Dr. Jones was telling me about the pathology report that came back analysing the tissue (my breast) removed in the surgery. Some good news – I am estrogen-receptor positive, which means that I can be treated with hormone therapy. So the more ways we have to try and treat my condition the better the chances of beating it. I am going to start on tamoxifen – I just emailed Dr.
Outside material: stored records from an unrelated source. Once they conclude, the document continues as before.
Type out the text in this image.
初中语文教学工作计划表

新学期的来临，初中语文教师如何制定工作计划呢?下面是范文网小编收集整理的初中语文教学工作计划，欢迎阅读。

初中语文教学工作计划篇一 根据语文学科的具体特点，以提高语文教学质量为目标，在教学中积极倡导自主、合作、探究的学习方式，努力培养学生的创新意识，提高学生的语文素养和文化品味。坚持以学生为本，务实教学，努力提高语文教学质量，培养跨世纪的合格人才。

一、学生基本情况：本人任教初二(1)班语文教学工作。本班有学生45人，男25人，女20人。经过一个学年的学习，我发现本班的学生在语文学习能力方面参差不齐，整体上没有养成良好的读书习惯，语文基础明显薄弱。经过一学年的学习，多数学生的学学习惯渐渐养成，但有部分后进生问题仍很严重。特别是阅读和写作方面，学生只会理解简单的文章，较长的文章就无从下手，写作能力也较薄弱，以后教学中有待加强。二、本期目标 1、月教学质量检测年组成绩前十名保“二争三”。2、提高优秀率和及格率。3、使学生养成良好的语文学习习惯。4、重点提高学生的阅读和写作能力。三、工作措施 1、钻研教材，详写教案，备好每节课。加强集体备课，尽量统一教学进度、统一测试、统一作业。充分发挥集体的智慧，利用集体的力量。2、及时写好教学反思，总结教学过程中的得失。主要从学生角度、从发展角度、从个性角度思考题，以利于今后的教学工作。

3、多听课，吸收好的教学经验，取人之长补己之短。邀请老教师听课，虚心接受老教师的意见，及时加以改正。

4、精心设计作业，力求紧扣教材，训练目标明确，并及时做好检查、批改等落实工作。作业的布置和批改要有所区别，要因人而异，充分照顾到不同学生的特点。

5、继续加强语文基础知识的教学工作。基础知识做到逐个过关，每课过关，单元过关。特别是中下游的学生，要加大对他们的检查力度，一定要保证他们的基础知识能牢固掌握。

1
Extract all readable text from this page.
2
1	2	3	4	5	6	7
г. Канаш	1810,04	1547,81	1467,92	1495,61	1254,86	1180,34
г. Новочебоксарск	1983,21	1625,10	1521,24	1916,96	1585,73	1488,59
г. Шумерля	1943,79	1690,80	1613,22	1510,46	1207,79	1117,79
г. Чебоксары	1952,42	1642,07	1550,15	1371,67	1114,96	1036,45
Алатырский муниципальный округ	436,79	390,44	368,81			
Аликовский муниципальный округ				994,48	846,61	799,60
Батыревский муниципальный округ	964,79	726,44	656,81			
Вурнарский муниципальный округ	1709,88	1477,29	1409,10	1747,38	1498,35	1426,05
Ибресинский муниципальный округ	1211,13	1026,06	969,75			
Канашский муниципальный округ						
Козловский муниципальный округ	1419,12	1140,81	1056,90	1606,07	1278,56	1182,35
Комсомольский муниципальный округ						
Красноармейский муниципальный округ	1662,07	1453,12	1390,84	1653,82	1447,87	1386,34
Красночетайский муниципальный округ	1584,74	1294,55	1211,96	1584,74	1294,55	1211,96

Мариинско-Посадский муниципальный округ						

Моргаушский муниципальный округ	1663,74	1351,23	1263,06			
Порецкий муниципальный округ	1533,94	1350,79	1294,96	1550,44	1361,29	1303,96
Smith and she emailed back in minutes, that I can start tomorrow.
Other info from the pathology report: there was cancer in the tissue, so I don't have to worry that I might have had a needless mastectomy. The tissue removed had clean margins – meaning, as tests determine, all or most of cancer has been removed. However four of the five lymph nodes removed were cancerous, meaning that some of the remaining lymph nodes are certainly cancerous. Say, that's their job as the "shop vac" of the body, to suck up all that icky stuff. We'll take care of them in radiation.